The four shell scripts constitute executable code that, when invoked by the agent, create Docker containers with elevated privileges in the user's environment. The scripts use set -euo pipefail which provides some protection but the overall pattern of credential-laden Docker invocations driven by agent decisions expands the attack surface for prompt injection to trigger unintended Docker operations.

LOW Skill instructs agent to access credential files and run Docker commands -7

While not adversarial, SKILL.md directs the agent to interact with sensitive credential files and execute Docker commands as part of its normal workflow. This expands the agent's implicit permission surface compared to skills that operate only via declared MCP tools.

LOW Installation deferred — Docker image risk surface cannot be evaluated at clone time -10

The git clone installs only documentation and shell scripts. The actual runtime component (Docker image) is explicitly deferred to a separate acquisition process outside this skill's repository. The security posture of the skill as installed cannot be fully assessed without evaluating the Docker image, which is beta software with no public image hash or verification mechanism referenced.
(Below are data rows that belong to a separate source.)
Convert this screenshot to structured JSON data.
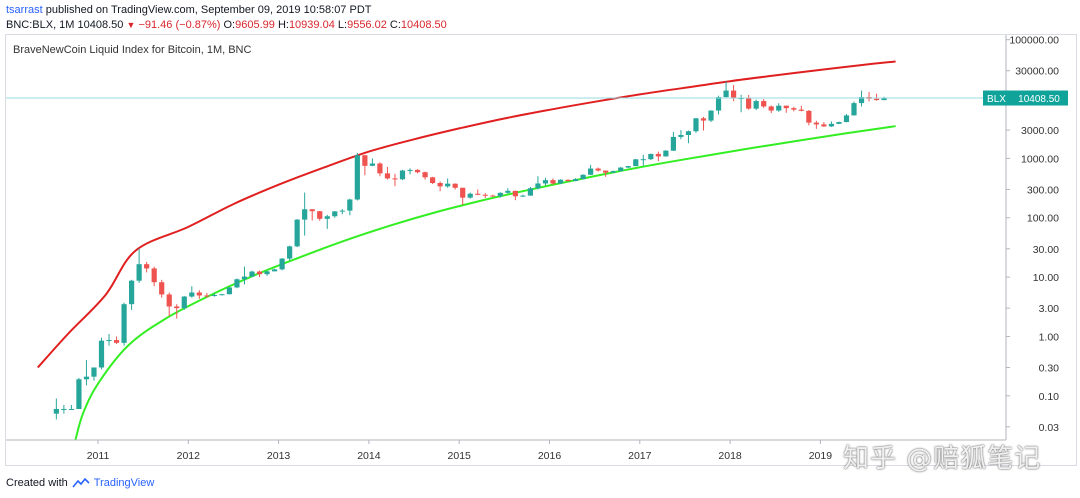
{
  "header": {
    "author": "tsarrast",
    "published_text": "published on TradingView.com, September 09, 2019 10:58:07 PDT",
    "symbol": "BNC:BLX, 1M",
    "last": "10408.50",
    "change_arrow": "▼",
    "change": "−91.46 (−0.87%)",
    "o_label": "O:",
    "o_value": "9605.99",
    "h_label": "H:",
    "h_value": "10939.04",
    "l_label": "L:",
    "l_value": "9556.02",
    "c_label": "C:",
    "c_value": "10408.50"
  },
  "chart_title": "BraveNewCoin Liquid Index for Bitcoin, 1M, BNC",
  "footer": {
    "created_with": "Created with",
    "brand": "TradingView"
  },
  "watermark": "知乎 @赔狐笔记",
  "colors": {
    "up": "#26a69a",
    "down": "#ef5350",
    "upper_curve": "#e02020",
    "lower_curve": "#33ee22",
    "price_line": "#9adbe0",
    "price_tag": "#0fa39a",
    "axis_text": "#333333"
  },
  "chart_data": {
    "type": "candlestick",
    "scale": "log",
    "title": "BraveNewCoin Liquid Index for Bitcoin, 1M, BNC",
    "x_ticks": [
      "2011",
      "2012",
      "2013",
      "2014",
      "2015",
      "2016",
      "2017",
      "2018",
      "2019"
    ],
    "y_ticks": [
      "100000.00",
      "30000.00",
      "10000.00",
      "3000.00",
      "1000.00",
      "300.00",
      "100.00",
      "30.00",
      "10.00",
      "3.00",
      "1.00",
      "0.30",
      "0.10",
      "0.03"
    ],
    "y_tick_values": [
      100000,
      30000,
      10000,
      3000,
      1000,
      300,
      100,
      30,
      10,
      3,
      1,
      0.3,
      0.1,
      0.03
    ],
    "x_range": [
      "2010-04",
      "2019-12"
    ],
    "y_range": [
      0.018,
      120000
    ],
    "last_price_tag": {
      "symbol": "BLX",
      "value": "10408.50"
    },
    "candles": [
      {
        "t": "2010-07",
        "o": 0.05,
        "h": 0.09,
        "l": 0.04,
        "c": 0.06
      },
      {
        "t": "2010-08",
        "o": 0.06,
        "h": 0.07,
        "l": 0.05,
        "c": 0.06
      },
      {
        "t": "2010-09",
        "o": 0.06,
        "h": 0.07,
        "l": 0.06,
        "c": 0.06
      },
      {
        "t": "2010-10",
        "o": 0.06,
        "h": 0.2,
        "l": 0.06,
        "c": 0.19
      },
      {
        "t": "2010-11",
        "o": 0.19,
        "h": 0.4,
        "l": 0.15,
        "c": 0.21
      },
      {
        "t": "2010-12",
        "o": 0.21,
        "h": 0.3,
        "l": 0.18,
        "c": 0.3
      },
      {
        "t": "2011-01",
        "o": 0.3,
        "h": 0.95,
        "l": 0.28,
        "c": 0.85
      },
      {
        "t": "2011-02",
        "o": 0.85,
        "h": 1.1,
        "l": 0.7,
        "c": 0.87
      },
      {
        "t": "2011-03",
        "o": 0.87,
        "h": 1.0,
        "l": 0.75,
        "c": 0.78
      },
      {
        "t": "2011-04",
        "o": 0.78,
        "h": 3.7,
        "l": 0.7,
        "c": 3.5
      },
      {
        "t": "2011-05",
        "o": 3.5,
        "h": 9.0,
        "l": 2.8,
        "c": 8.7
      },
      {
        "t": "2011-06",
        "o": 8.7,
        "h": 30.0,
        "l": 8.0,
        "c": 16.5
      },
      {
        "t": "2011-07",
        "o": 16.5,
        "h": 18.0,
        "l": 12.0,
        "c": 14.0
      },
      {
        "t": "2011-08",
        "o": 14.0,
        "h": 15.0,
        "l": 7.0,
        "c": 8.2
      },
      {
        "t": "2011-09",
        "o": 8.2,
        "h": 9.0,
        "l": 4.5,
        "c": 5.1
      },
      {
        "t": "2011-10",
        "o": 5.1,
        "h": 5.5,
        "l": 2.2,
        "c": 3.2
      },
      {
        "t": "2011-11",
        "o": 3.2,
        "h": 3.5,
        "l": 2.0,
        "c": 3.0
      },
      {
        "t": "2011-12",
        "o": 3.0,
        "h": 4.8,
        "l": 2.8,
        "c": 4.7
      },
      {
        "t": "2012-01",
        "o": 4.7,
        "h": 7.0,
        "l": 4.5,
        "c": 5.5
      },
      {
        "t": "2012-02",
        "o": 5.5,
        "h": 6.0,
        "l": 4.3,
        "c": 4.9
      },
      {
        "t": "2012-03",
        "o": 4.9,
        "h": 5.4,
        "l": 4.5,
        "c": 4.8
      },
      {
        "t": "2012-04",
        "o": 4.8,
        "h": 5.3,
        "l": 4.7,
        "c": 5.0
      },
      {
        "t": "2012-05",
        "o": 5.0,
        "h": 5.2,
        "l": 4.9,
        "c": 5.15
      },
      {
        "t": "2012-06",
        "o": 5.15,
        "h": 6.8,
        "l": 5.1,
        "c": 6.7
      },
      {
        "t": "2012-07",
        "o": 6.7,
        "h": 9.5,
        "l": 6.5,
        "c": 9.2
      },
      {
        "t": "2012-08",
        "o": 9.2,
        "h": 15.0,
        "l": 7.5,
        "c": 10.2
      },
      {
        "t": "2012-09",
        "o": 10.2,
        "h": 12.8,
        "l": 10.0,
        "c": 12.4
      },
      {
        "t": "2012-10",
        "o": 12.4,
        "h": 12.9,
        "l": 10.0,
        "c": 11.2
      },
      {
        "t": "2012-11",
        "o": 11.2,
        "h": 12.8,
        "l": 10.5,
        "c": 12.5
      },
      {
        "t": "2012-12",
        "o": 12.5,
        "h": 13.8,
        "l": 12.5,
        "c": 13.5
      },
      {
        "t": "2013-01",
        "o": 13.5,
        "h": 21.0,
        "l": 13.0,
        "c": 20.5
      },
      {
        "t": "2013-02",
        "o": 20.5,
        "h": 34.0,
        "l": 19.0,
        "c": 33.0
      },
      {
        "t": "2013-03",
        "o": 33.0,
        "h": 95.0,
        "l": 32.0,
        "c": 93.0
      },
      {
        "t": "2013-04",
        "o": 93.0,
        "h": 266.0,
        "l": 50.0,
        "c": 139.0
      },
      {
        "t": "2013-05",
        "o": 139.0,
        "h": 140.0,
        "l": 90.0,
        "c": 129.0
      },
      {
        "t": "2013-06",
        "o": 129.0,
        "h": 130.0,
        "l": 89.0,
        "c": 96.0
      },
      {
        "t": "2013-07",
        "o": 96.0,
        "h": 112.0,
        "l": 65.0,
        "c": 106.0
      },
      {
        "t": "2013-08",
        "o": 106.0,
        "h": 130.0,
        "l": 100.0,
        "c": 128.0
      },
      {
        "t": "2013-09",
        "o": 128.0,
        "h": 140.0,
        "l": 115.0,
        "c": 132.0
      },
      {
        "t": "2013-10",
        "o": 132.0,
        "h": 210.0,
        "l": 110.0,
        "c": 203.0
      },
      {
        "t": "2013-11",
        "o": 203.0,
        "h": 1240.0,
        "l": 195.0,
        "c": 1130.0
      },
      {
        "t": "2013-12",
        "o": 1130.0,
        "h": 1150.0,
        "l": 520.0,
        "c": 750.0
      },
      {
        "t": "2014-01",
        "o": 750.0,
        "h": 1000.0,
        "l": 740.0,
        "c": 820.0
      },
      {
        "t": "2014-02",
        "o": 820.0,
        "h": 860.0,
        "l": 500.0,
        "c": 560.0
      },
      {
        "t": "2014-03",
        "o": 560.0,
        "h": 720.0,
        "l": 440.0,
        "c": 460.0
      },
      {
        "t": "2014-04",
        "o": 460.0,
        "h": 550.0,
        "l": 340.0,
        "c": 445.0
      },
      {
        "t": "2014-05",
        "o": 445.0,
        "h": 640.0,
        "l": 430.0,
        "c": 625.0
      },
      {
        "t": "2014-06",
        "o": 625.0,
        "h": 680.0,
        "l": 540.0,
        "c": 640.0
      },
      {
        "t": "2014-07",
        "o": 640.0,
        "h": 660.0,
        "l": 560.0,
        "c": 585.0
      },
      {
        "t": "2014-08",
        "o": 585.0,
        "h": 600.0,
        "l": 440.0,
        "c": 480.0
      },
      {
        "t": "2014-09",
        "o": 480.0,
        "h": 490.0,
        "l": 370.0,
        "c": 385.0
      },
      {
        "t": "2014-10",
        "o": 385.0,
        "h": 410.0,
        "l": 280.0,
        "c": 338.0
      },
      {
        "t": "2014-11",
        "o": 338.0,
        "h": 460.0,
        "l": 320.0,
        "c": 375.0
      },
      {
        "t": "2014-12",
        "o": 375.0,
        "h": 380.0,
        "l": 300.0,
        "c": 320.0
      },
      {
        "t": "2015-01",
        "o": 320.0,
        "h": 320.0,
        "l": 165.0,
        "c": 218.0
      },
      {
        "t": "2015-02",
        "o": 218.0,
        "h": 265.0,
        "l": 210.0,
        "c": 254.0
      },
      {
        "t": "2015-03",
        "o": 254.0,
        "h": 300.0,
        "l": 240.0,
        "c": 244.0
      },
      {
        "t": "2015-04",
        "o": 244.0,
        "h": 260.0,
        "l": 215.0,
        "c": 236.0
      },
      {
        "t": "2015-05",
        "o": 236.0,
        "h": 245.0,
        "l": 228.0,
        "c": 230.0
      },
      {
        "t": "2015-06",
        "o": 230.0,
        "h": 268.0,
        "l": 218.0,
        "c": 263.0
      },
      {
        "t": "2015-07",
        "o": 263.0,
        "h": 315.0,
        "l": 255.0,
        "c": 284.0
      },
      {
        "t": "2015-08",
        "o": 284.0,
        "h": 285.0,
        "l": 198.0,
        "c": 230.0
      },
      {
        "t": "2015-09",
        "o": 230.0,
        "h": 245.0,
        "l": 225.0,
        "c": 236.0
      },
      {
        "t": "2015-10",
        "o": 236.0,
        "h": 330.0,
        "l": 235.0,
        "c": 314.0
      },
      {
        "t": "2015-11",
        "o": 314.0,
        "h": 500.0,
        "l": 300.0,
        "c": 378.0
      },
      {
        "t": "2015-12",
        "o": 378.0,
        "h": 470.0,
        "l": 350.0,
        "c": 430.0
      },
      {
        "t": "2016-01",
        "o": 430.0,
        "h": 460.0,
        "l": 360.0,
        "c": 378.0
      },
      {
        "t": "2016-02",
        "o": 378.0,
        "h": 445.0,
        "l": 370.0,
        "c": 437.0
      },
      {
        "t": "2016-03",
        "o": 437.0,
        "h": 440.0,
        "l": 405.0,
        "c": 416.0
      },
      {
        "t": "2016-04",
        "o": 416.0,
        "h": 465.0,
        "l": 412.0,
        "c": 448.0
      },
      {
        "t": "2016-05",
        "o": 448.0,
        "h": 540.0,
        "l": 440.0,
        "c": 530.0
      },
      {
        "t": "2016-06",
        "o": 530.0,
        "h": 780.0,
        "l": 525.0,
        "c": 675.0
      },
      {
        "t": "2016-07",
        "o": 675.0,
        "h": 700.0,
        "l": 600.0,
        "c": 624.0
      },
      {
        "t": "2016-08",
        "o": 624.0,
        "h": 625.0,
        "l": 490.0,
        "c": 575.0
      },
      {
        "t": "2016-09",
        "o": 575.0,
        "h": 625.0,
        "l": 570.0,
        "c": 610.0
      },
      {
        "t": "2016-10",
        "o": 610.0,
        "h": 720.0,
        "l": 605.0,
        "c": 700.0
      },
      {
        "t": "2016-11",
        "o": 700.0,
        "h": 750.0,
        "l": 690.0,
        "c": 742.0
      },
      {
        "t": "2016-12",
        "o": 742.0,
        "h": 980.0,
        "l": 740.0,
        "c": 965.0
      },
      {
        "t": "2017-01",
        "o": 965.0,
        "h": 1150.0,
        "l": 750.0,
        "c": 970.0
      },
      {
        "t": "2017-02",
        "o": 970.0,
        "h": 1200.0,
        "l": 940.0,
        "c": 1190.0
      },
      {
        "t": "2017-03",
        "o": 1190.0,
        "h": 1300.0,
        "l": 900.0,
        "c": 1080.0
      },
      {
        "t": "2017-04",
        "o": 1080.0,
        "h": 1380.0,
        "l": 1070.0,
        "c": 1350.0
      },
      {
        "t": "2017-05",
        "o": 1350.0,
        "h": 2800.0,
        "l": 1330.0,
        "c": 2300.0
      },
      {
        "t": "2017-06",
        "o": 2300.0,
        "h": 3000.0,
        "l": 2100.0,
        "c": 2480.0
      },
      {
        "t": "2017-07",
        "o": 2480.0,
        "h": 2950.0,
        "l": 1800.0,
        "c": 2870.0
      },
      {
        "t": "2017-08",
        "o": 2870.0,
        "h": 4800.0,
        "l": 2700.0,
        "c": 4740.0
      },
      {
        "t": "2017-09",
        "o": 4740.0,
        "h": 5000.0,
        "l": 2950.0,
        "c": 4340.0
      },
      {
        "t": "2017-10",
        "o": 4340.0,
        "h": 6450.0,
        "l": 4100.0,
        "c": 6400.0
      },
      {
        "t": "2017-11",
        "o": 6400.0,
        "h": 11400.0,
        "l": 5500.0,
        "c": 10800.0
      },
      {
        "t": "2017-12",
        "o": 10800.0,
        "h": 19800.0,
        "l": 10700.0,
        "c": 13900.0
      },
      {
        "t": "2018-01",
        "o": 13900.0,
        "h": 17200.0,
        "l": 9200.0,
        "c": 10200.0
      },
      {
        "t": "2018-02",
        "o": 10200.0,
        "h": 11800.0,
        "l": 6000.0,
        "c": 10400.0
      },
      {
        "t": "2018-03",
        "o": 10400.0,
        "h": 11700.0,
        "l": 6600.0,
        "c": 6900.0
      },
      {
        "t": "2018-04",
        "o": 6900.0,
        "h": 9800.0,
        "l": 6500.0,
        "c": 9250.0
      },
      {
        "t": "2018-05",
        "o": 9250.0,
        "h": 9990.0,
        "l": 7100.0,
        "c": 7500.0
      },
      {
        "t": "2018-06",
        "o": 7500.0,
        "h": 7800.0,
        "l": 5800.0,
        "c": 6400.0
      },
      {
        "t": "2018-07",
        "o": 6400.0,
        "h": 8500.0,
        "l": 6100.0,
        "c": 7730.0
      },
      {
        "t": "2018-08",
        "o": 7730.0,
        "h": 7760.0,
        "l": 5880.0,
        "c": 7030.0
      },
      {
        "t": "2018-09",
        "o": 7030.0,
        "h": 7400.0,
        "l": 6200.0,
        "c": 6630.0
      },
      {
        "t": "2018-10",
        "o": 6630.0,
        "h": 7700.0,
        "l": 6200.0,
        "c": 6330.0
      },
      {
        "t": "2018-11",
        "o": 6330.0,
        "h": 6540.0,
        "l": 3600.0,
        "c": 4010.0
      },
      {
        "t": "2018-12",
        "o": 4010.0,
        "h": 4300.0,
        "l": 3150.0,
        "c": 3740.0
      },
      {
        "t": "2019-01",
        "o": 3740.0,
        "h": 4100.0,
        "l": 3380.0,
        "c": 3460.0
      },
      {
        "t": "2019-02",
        "o": 3460.0,
        "h": 4200.0,
        "l": 3380.0,
        "c": 3820.0
      },
      {
        "t": "2019-03",
        "o": 3820.0,
        "h": 4150.0,
        "l": 3780.0,
        "c": 4100.0
      },
      {
        "t": "2019-04",
        "o": 4100.0,
        "h": 5600.0,
        "l": 4050.0,
        "c": 5300.0
      },
      {
        "t": "2019-05",
        "o": 5300.0,
        "h": 9100.0,
        "l": 5300.0,
        "c": 8550.0
      },
      {
        "t": "2019-06",
        "o": 8550.0,
        "h": 13900.0,
        "l": 7500.0,
        "c": 10800.0
      },
      {
        "t": "2019-07",
        "o": 10800.0,
        "h": 13200.0,
        "l": 9100.0,
        "c": 10100.0
      },
      {
        "t": "2019-08",
        "o": 10100.0,
        "h": 12300.0,
        "l": 9400.0,
        "c": 9600.0
      },
      {
        "t": "2019-09",
        "o": 9605.99,
        "h": 10939.04,
        "l": 9556.02,
        "c": 10408.5
      }
    ],
    "upper_curve": [
      {
        "t": "2010-05",
        "v": 0.3
      },
      {
        "t": "2010-09",
        "v": 1.1
      },
      {
        "t": "2011-02",
        "v": 5.0
      },
      {
        "t": "2011-06",
        "v": 28.0
      },
      {
        "t": "2012-01",
        "v": 70.0
      },
      {
        "t": "2012-07",
        "v": 170.0
      },
      {
        "t": "2013-01",
        "v": 360.0
      },
      {
        "t": "2013-07",
        "v": 700.0
      },
      {
        "t": "2014-01",
        "v": 1300.0
      },
      {
        "t": "2014-07",
        "v": 2100.0
      },
      {
        "t": "2015-01",
        "v": 3200.0
      },
      {
        "t": "2015-07",
        "v": 4700.0
      },
      {
        "t": "2016-01",
        "v": 6600.0
      },
      {
        "t": "2016-07",
        "v": 9000.0
      },
      {
        "t": "2017-01",
        "v": 12000.0
      },
      {
        "t": "2017-07",
        "v": 15500.0
      },
      {
        "t": "2018-01",
        "v": 20000.0
      },
      {
        "t": "2018-07",
        "v": 25000.0
      },
      {
        "t": "2019-01",
        "v": 31000.0
      },
      {
        "t": "2019-07",
        "v": 38000.0
      },
      {
        "t": "2019-11",
        "v": 43000.0
      }
    ],
    "lower_curve": [
      {
        "t": "2010-10",
        "v": 0.018
      },
      {
        "t": "2010-11",
        "v": 0.05
      },
      {
        "t": "2011-01",
        "v": 0.16
      },
      {
        "t": "2011-05",
        "v": 0.7
      },
      {
        "t": "2011-10",
        "v": 2.0
      },
      {
        "t": "2012-04",
        "v": 5.0
      },
      {
        "t": "2012-10",
        "v": 11.0
      },
      {
        "t": "2013-04",
        "v": 22.0
      },
      {
        "t": "2013-10",
        "v": 42.0
      },
      {
        "t": "2014-04",
        "v": 75.0
      },
      {
        "t": "2014-10",
        "v": 125.0
      },
      {
        "t": "2015-04",
        "v": 195.0
      },
      {
        "t": "2015-10",
        "v": 290.0
      },
      {
        "t": "2016-04",
        "v": 420.0
      },
      {
        "t": "2016-10",
        "v": 600.0
      },
      {
        "t": "2017-04",
        "v": 830.0
      },
      {
        "t": "2017-10",
        "v": 1120.0
      },
      {
        "t": "2018-04",
        "v": 1500.0
      },
      {
        "t": "2018-10",
        "v": 1980.0
      },
      {
        "t": "2019-04",
        "v": 2600.0
      },
      {
        "t": "2019-10",
        "v": 3350.0
      },
      {
        "t": "2019-11",
        "v": 3500.0
      }
    ]
  }
}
INFO All canary files intact — no exfiltration via honeypots 0

The audit framework's honeypot files (.env, .ssh/id_rsa, .aws/credentials, .npmrc, .docker/config.json, .config/gcloud/application_default_credentials.json) were accessed only by the audit framework itself at timestamps 1771928248 (pre-install baseline) and 1771928270 (post-install integrity check). No skill process accessed or modified any canary file.

INFO Clone network activity limited to expected GitHub connection 0

Network monitoring confirms the install made a single HTTPS connection to GitHub (140.82.121.3:443) to clone the monorepo. The connection diff shows no new persistent listeners or connections after install. Pre-existing connections to Ubuntu infrastructure are OS-level background activity.